CalCROP21: A Georeferenced multi-spectral dataset of Satellite Imagery and Crop Labels
This work addresses crop monitoring for agricultural sustainability and food security by providing an improved benchmark dataset, but it is incremental as it builds upon existing USDA data with enhancements in resolution and methodology.
The authors tackled the problem of crop mapping by creating CalCROP21, a high-resolution georeferenced dataset with crop labels at 10m spatial resolution for California's Central Valley, using a novel segmentation algorithm STATT that achieved significantly better results than existing methods, though specific numerical improvements are not detailed.
Mapping and monitoring crops is a key step towards sustainable intensification of agriculture and addressing global food security. A dataset like ImageNet that revolutionized computer vision applications can accelerate development of novel crop mapping techniques.
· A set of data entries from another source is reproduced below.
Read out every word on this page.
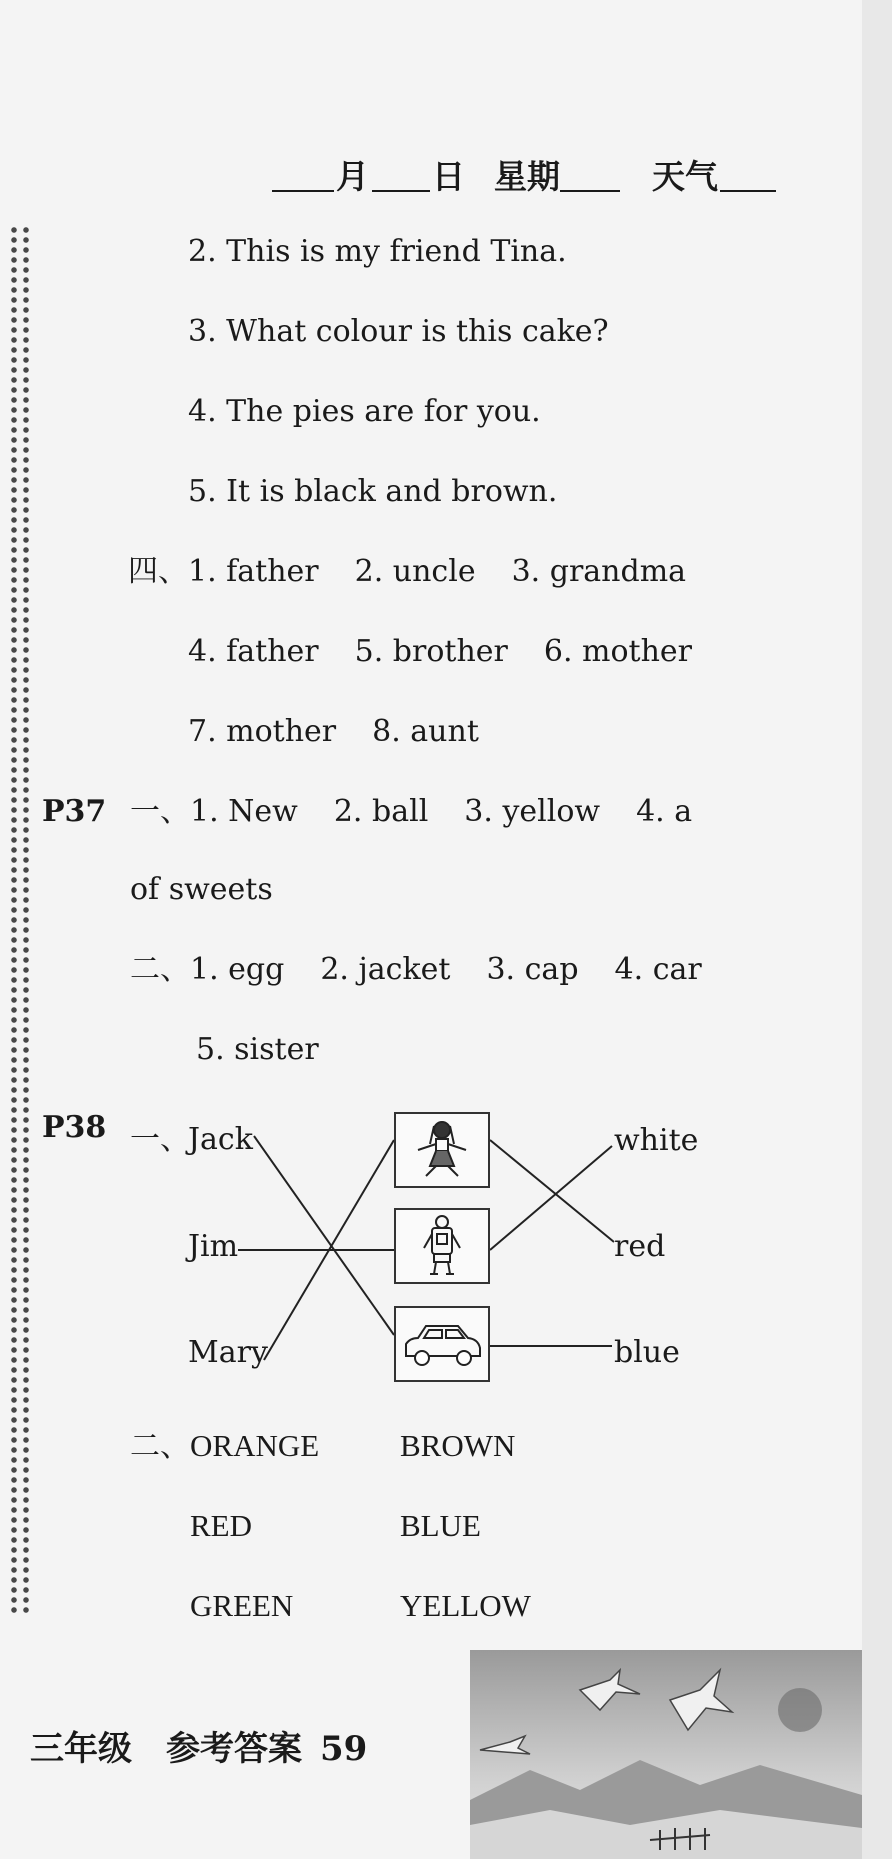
月 日 星期	天气
2. This is my friend Tina.
3. What colour is this cake?
4. The pies are for you.
5. It is black and brown.
四、1. father 2. uncle 3. grandma
4. father 5. brother 6. mother
7. mother 8. aunt
P37 一、1. New 2. ball 3. yellow 4. a
of sweets
二、1. egg 2. jacket 3. cap 4. car
5. sister
P38 一、
Jack
Jim
Mary
white
red
blue
二、 ORANGE	BROWN
RED	BLUE
GREEN	YELLOW
三年级　参考答案 59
Currently, the United States Department of Agriculture (USDA) annually releases the Cropland Data Layer (CDL) which contains crop labels at 30m resolution for the entire United States of America. While CDL is state of the art and is widely used for a number of agricultural applications, it has a number of limitations (e.g., pixelated errors, labels carried over from previous errors and absence of input imagery along with class labels). In this work, we create a new semantic segmentation benchmark dataset, which we call CalCROP21, for the diverse crops in the Central Valley region of California at 10m spatial resolution using a Google Earth Engine based robust image processing pipeline and a novel attention based spatio-temporal semantic segmentation algorithm STATT. STATT uses re-sampled (interpolated) CDL labels for training, but is able to generate a better prediction than CDL by leveraging spatial and temporal patterns in Sentinel2 multi-spectral image series to effectively capture phenologic differences amongst crops and uses attention to reduce the impact of clouds and other atmospheric disturbances. We also present a comprehensive evaluation to show that STATT has significantly better results when compared to the resampled CDL labels. We have released the dataset and the processing pipeline code for generating the benchmark dataset.